Fun fact number 1: Auf dem Turnier kochten die Männer. Kaffee, Kuchen und scharfes, selbstgemachtes Curry à la Clemens Lechner. Yummy!

Neben Jonathan gab es dann doch den ein oder anderen Mann auf dem Turnier. Die lieben Jenaer Jungs kümmerten sich wirklich fantastisch um unser aller leibliches Wohl: sie kredenzten Kekse, Kaffee, selbstgebackenen Kuchen, selbstgemachtes Curry, Mangolassi, vegetarische Grillspieße und selbstgemachte Kräuterbutter zu Grillkäse und Steak. Die Jungs schienen sich in ihren Rollen sehr wohl zu fühlen. Einer schien sogar seine „weibliche“ Ader entdeckt zu haben und ordnete die Kekse immer besonders hübsch an.

Fun fact number 2: Die Hälfte der Teilnehmerinnen waren Vegetarierinnen.

Die Atmosphäre auf dem Turnier wurde von den meisten als sehr entspannt, freundlich und irgendwie weniger aggressiv als sonst empfunden. Lag es daran, dass auf dem Turnier nur Frauen waren? Oder lag es daran, dass das Turnier uns alle durch die familiäre Größe und Jena’s sommerlichen Charme bezaubert hat?
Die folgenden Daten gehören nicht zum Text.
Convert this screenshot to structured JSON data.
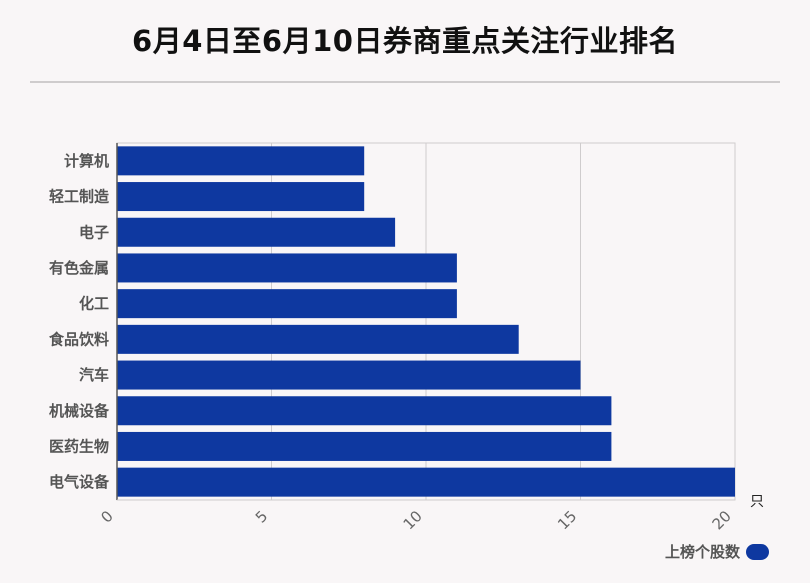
{
  "title": "6月4日至6月10日券商重点关注行业排名",
  "chart_data": {
    "type": "bar",
    "orientation": "horizontal",
    "categories": [
      "计算机",
      "轻工制造",
      "电子",
      "有色金属",
      "化工",
      "食品饮料",
      "汽车",
      "机械设备",
      "医药生物",
      "电气设备"
    ],
    "series": [
      {
        "name": "上榜个股数",
        "values": [
          8,
          8,
          9,
          11,
          11,
          13,
          15,
          16,
          16,
          20
        ]
      }
    ],
    "x_ticks": [
      "0",
      "5",
      "10",
      "15",
      "20"
    ],
    "xlim": [
      0,
      20
    ],
    "x_unit": "只",
    "grid": true,
    "legend_position": "bottom-right",
    "bar_color": "#0e38a0"
  }
}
Fun fact number 3: Das Turnier wurde von einem reinen Frauenteam gewonnen! Glückwunsch an Franziska aus Greifswald und Sophie aus Halle! Beste Rednerin wurde ebenfalls eine Frau: Glückwunsch an Katharina aus Münster!

Das Turnier und die grundsätzliche Idee eines Frauenturniers wurden von den Teilnehmerinnen sehr begrüßt. Wir fragten uns alle: Warum debattieren weniger Frauen? Sind Frauen erst einmal im Debattierclub (hier fängt es schon an, es kommen oft weniger Frauen als Männer), so scheint es, als würden sie mehr Ermutigung brauchen, um auf ein Turnier zu fahren. Die erfahrenen Mädels berichteten aus ihren Clubs. Viele fanden den Austausch über mögliche frauenspezifische Probleme sehr hilfreich und nahmen Ideen mit. Das Bewusstsein wurde gestärkt. Es gilt zu schauen, wie sich die Situation in den Clubs entwickelt. Die Damen wünschten sich für das nächste Frauenturnier mehr Beteiligung anderer Mädels und einen Workshop zum Debattieren. Wir freuen uns auf das nächste Frauenturnier!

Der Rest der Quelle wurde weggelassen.